Australian rugby union player

Jordan Macey (born 1983) is an Australian professional rugby union player, currently based in the Australian Capital Territory, having previously played for Melrose in Scotland.

== Early life ==

Macey grew up in Port Macquarie on the Mid North Coast of New South Wales, where he played rugby league for the Port Macquarie Sharks, before signing to play with the Wests Tigers.

== Rugby career ==

Macey played as a fullback for the West Magpies in the NSW premier league competition. In 2005 he signed to play with the Manly Sea Eagles in the NRL. His NRL career was cut short following a freak training incident involving head coach Des Hasler.

While out injured Macey signed a contract with Northern Suburbs in Sydney's club rugby competition. Macey was also a Squad member of the Central Coast Rays in the Australian Rugby Championship in 2007.
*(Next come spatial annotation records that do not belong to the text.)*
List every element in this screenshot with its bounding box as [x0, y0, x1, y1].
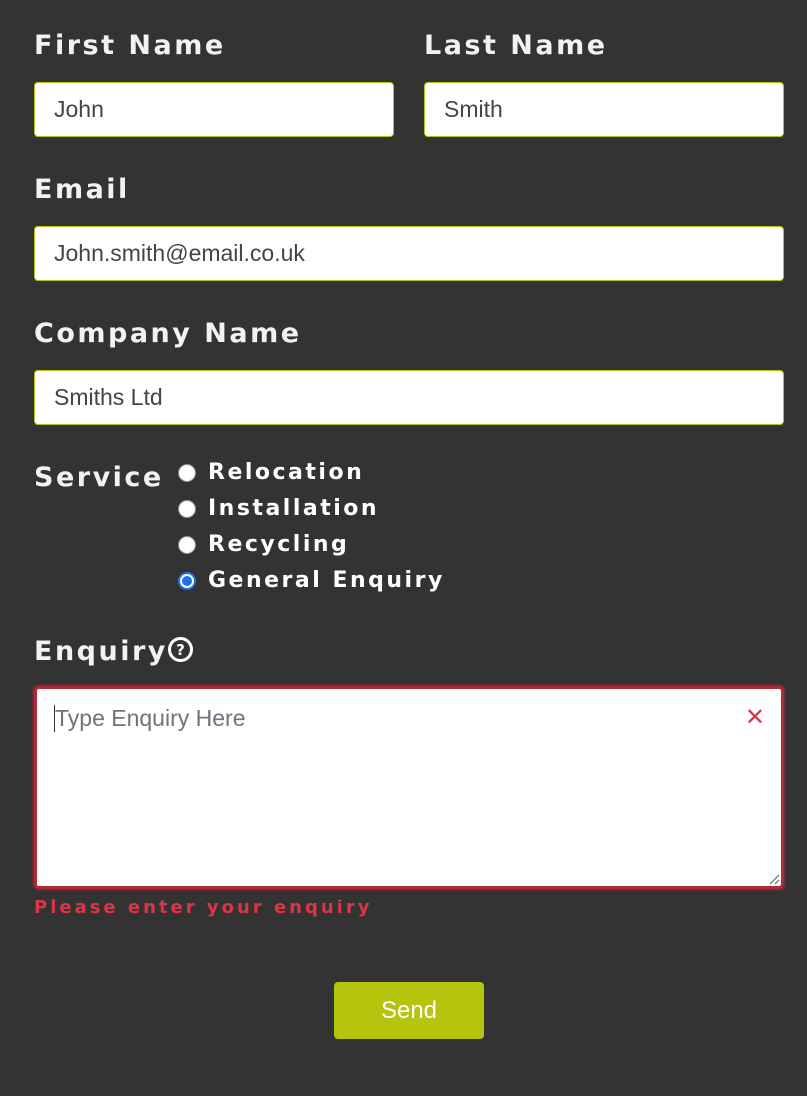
service-option-label: Recycling — [208, 532, 350, 557]
enquiry-placeholder: Type Enquiry Here — [55, 705, 246, 731]
service-option-label: Relocation — [208, 460, 365, 485]
service-option-installation[interactable]: Installation — [178, 496, 379, 521]
service-option-general-enquiry[interactable]: General Enquiry — [178, 568, 445, 593]
email-label: Email — [34, 174, 130, 205]
radio-button[interactable] — [178, 499, 196, 518]
last-name-input[interactable]: Smith — [424, 82, 784, 137]
service-option-relocation[interactable]: Relocation — [178, 460, 364, 485]
company-name-label: Company Name — [34, 318, 302, 349]
close-icon[interactable]: ✕ — [745, 705, 765, 729]
resize-grip-icon[interactable] — [768, 873, 780, 885]
text-caret — [54, 705, 55, 732]
service-option-label: General Enquiry — [208, 568, 445, 593]
send-button[interactable]: Send — [334, 982, 484, 1039]
company-name-input[interactable]: Smiths Ltd — [34, 370, 784, 425]
last-name-label: Last Name — [424, 30, 608, 61]
enquiry-textarea[interactable]: Type Enquiry Here ✕ — [34, 686, 784, 889]
first-name-label: First Name — [34, 30, 226, 61]
service-label: Service — [34, 462, 164, 493]
radio-button[interactable] — [178, 535, 196, 554]
question-circle-icon[interactable]: ? — [168, 637, 193, 662]
radio-button-selected[interactable] — [178, 571, 196, 590]
email-input[interactable]: John.smith@email.co.uk — [34, 226, 784, 281]
service-option-recycling[interactable]: Recycling — [178, 532, 349, 557]
service-option-label: Installation — [208, 496, 380, 521]
radio-button[interactable] — [178, 463, 196, 482]
first-name-input[interactable]: John — [34, 82, 394, 137]
enquiry-error-message: Please enter your enquiry — [34, 897, 373, 918]
enquiry-label: Enquiry — [34, 636, 168, 667]
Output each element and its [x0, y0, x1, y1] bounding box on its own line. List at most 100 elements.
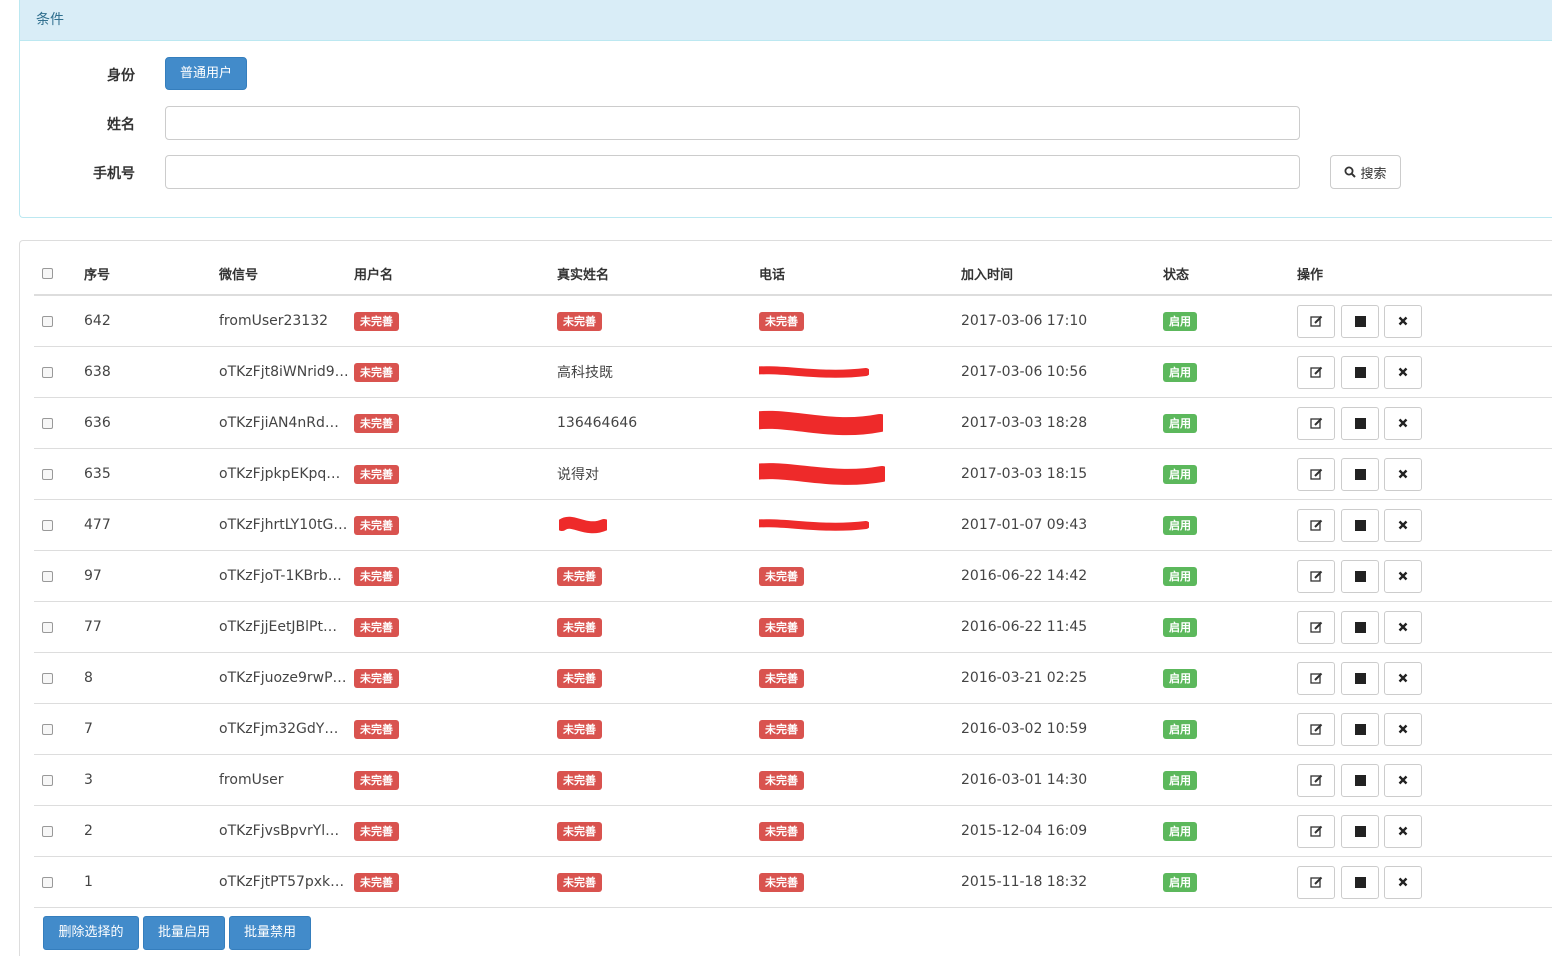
- column-header-id: 序号: [84, 253, 219, 296]
- row-checkbox[interactable]: [42, 570, 53, 582]
- delete-button[interactable]: [1384, 355, 1422, 389]
- wechat-cell: fromUser: [219, 754, 354, 806]
- delete-selected-button[interactable]: 删除选择的: [43, 916, 139, 950]
- joined-text: 2017-03-06 17:10: [961, 313, 1088, 329]
- delete-button[interactable]: [1384, 814, 1422, 848]
- delete-button[interactable]: [1384, 304, 1422, 338]
- joined-text: 2017-03-06 10:56: [961, 364, 1088, 380]
- name-label: 姓名: [107, 117, 135, 133]
- delete-button[interactable]: [1384, 559, 1422, 593]
- username-cell: 未完善: [354, 856, 557, 908]
- disable-button[interactable]: [1341, 355, 1379, 389]
- disable-button[interactable]: [1341, 865, 1379, 899]
- edit-icon: [1309, 876, 1322, 888]
- status-badge: 启用: [1163, 821, 1197, 841]
- delete-button[interactable]: [1384, 865, 1422, 899]
- row-checkbox[interactable]: [42, 723, 53, 735]
- row-checkbox[interactable]: [42, 825, 53, 837]
- edit-button[interactable]: [1297, 406, 1335, 440]
- close-icon: [1398, 418, 1408, 428]
- edit-button[interactable]: [1297, 814, 1335, 848]
- realname-badge: 未完善: [557, 770, 602, 790]
- edit-icon: [1309, 468, 1322, 480]
- realname-badge: 未完善: [557, 311, 602, 331]
- row-select-cell: [34, 652, 84, 704]
- actions-cell: [1297, 499, 1552, 551]
- users-table: 序号 微信号 用户名 真实姓名 电话 加入时间 状态 操作 642 fromUse…: [34, 253, 1552, 908]
- search-button[interactable]: 搜索: [1330, 155, 1401, 189]
- edit-icon: [1309, 315, 1322, 327]
- edit-button[interactable]: [1297, 763, 1335, 797]
- row-checkbox[interactable]: [42, 315, 53, 327]
- row-select-cell: [34, 754, 84, 806]
- edit-button[interactable]: [1297, 559, 1335, 593]
- bulk-disable-button[interactable]: 批量禁用: [229, 916, 311, 950]
- row-checkbox[interactable]: [42, 672, 53, 684]
- phone-badge: 未完善: [759, 668, 804, 688]
- stop-icon: [1354, 723, 1366, 735]
- redaction-scribble: [759, 366, 869, 378]
- edit-button[interactable]: [1297, 508, 1335, 542]
- disable-button[interactable]: [1341, 508, 1379, 542]
- delete-button[interactable]: [1384, 610, 1422, 644]
- row-checkbox[interactable]: [42, 519, 53, 531]
- edit-button[interactable]: [1297, 661, 1335, 695]
- row-checkbox[interactable]: [42, 468, 53, 480]
- status-cell: 启用: [1163, 805, 1297, 857]
- delete-button[interactable]: [1384, 457, 1422, 491]
- stop-icon: [1354, 366, 1366, 378]
- wechat-text: oTKzFjpkpEKpq…: [219, 466, 341, 482]
- delete-button[interactable]: [1384, 406, 1422, 440]
- wechat-text: oTKzFjjEetJBlPt…: [219, 619, 337, 635]
- disable-button[interactable]: [1341, 814, 1379, 848]
- disable-button[interactable]: [1341, 661, 1379, 695]
- stop-icon: [1354, 570, 1366, 582]
- name-input[interactable]: [165, 106, 1300, 140]
- edit-button[interactable]: [1297, 304, 1335, 338]
- id-cell: 1: [84, 856, 219, 908]
- row-checkbox[interactable]: [42, 417, 53, 429]
- status-cell: 启用: [1163, 448, 1297, 500]
- joined-cell: 2017-01-07 09:43: [961, 499, 1163, 551]
- joined-text: 2017-01-07 09:43: [961, 517, 1088, 533]
- disable-button[interactable]: [1341, 610, 1379, 644]
- phone-input[interactable]: [165, 155, 1300, 189]
- disable-button[interactable]: [1341, 304, 1379, 338]
- delete-button[interactable]: [1384, 712, 1422, 746]
- row-checkbox[interactable]: [42, 366, 53, 378]
- username-cell: 未完善: [354, 652, 557, 704]
- row-checkbox[interactable]: [42, 774, 53, 786]
- actions-cell: [1297, 550, 1552, 602]
- phone-badge: 未完善: [759, 821, 804, 841]
- edit-button[interactable]: [1297, 712, 1335, 746]
- disable-button[interactable]: [1341, 712, 1379, 746]
- wechat-cell: oTKzFjjEetJBlPt…: [219, 601, 354, 653]
- realname-cell: [557, 499, 759, 551]
- row-checkbox[interactable]: [42, 621, 53, 633]
- username-cell: 未完善: [354, 499, 557, 551]
- disable-button[interactable]: [1341, 457, 1379, 491]
- row-checkbox[interactable]: [42, 876, 53, 888]
- role-button[interactable]: 普通用户: [165, 57, 247, 90]
- delete-button[interactable]: [1384, 763, 1422, 797]
- actions-cell: [1297, 805, 1552, 857]
- disable-button[interactable]: [1341, 406, 1379, 440]
- edit-button[interactable]: [1297, 457, 1335, 491]
- delete-button[interactable]: [1384, 661, 1422, 695]
- realname-cell: 未完善: [557, 754, 759, 806]
- row-select-cell: [34, 805, 84, 857]
- edit-button[interactable]: [1297, 865, 1335, 899]
- edit-button[interactable]: [1297, 355, 1335, 389]
- select-all-checkbox[interactable]: [42, 268, 53, 279]
- bulk-enable-button[interactable]: 批量启用: [143, 916, 225, 950]
- close-icon: [1398, 571, 1408, 581]
- id-text: 3: [84, 772, 93, 788]
- edit-button[interactable]: [1297, 610, 1335, 644]
- joined-cell: 2016-03-01 14:30: [961, 754, 1163, 806]
- disable-button[interactable]: [1341, 763, 1379, 797]
- delete-button[interactable]: [1384, 508, 1422, 542]
- wechat-cell: oTKzFjm32GdY…: [219, 703, 354, 755]
- table-row: 97 oTKzFjoT-1KBrb… 未完善 未完善 未完善 2016-06-22 14:…: [34, 550, 1552, 602]
- disable-button[interactable]: [1341, 559, 1379, 593]
- phone-badge: 未完善: [759, 566, 804, 586]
In 2008 Macey joined Scottish premier team Melrose and won the Scottish Cup, also being nominated for Scottish Player of the Year.

== International career ==

Macey represented the Australian Sevens team in 2006.

== Coaching career ==

Macey moved into coaching following his playing career. In 2024, he guided the Canberra Raiders Jersey Flegg Cup team to the minor premiership, finishing first in the regular season.[6]
Macey is currently the coach of the Raiders' under-21s team for 2025.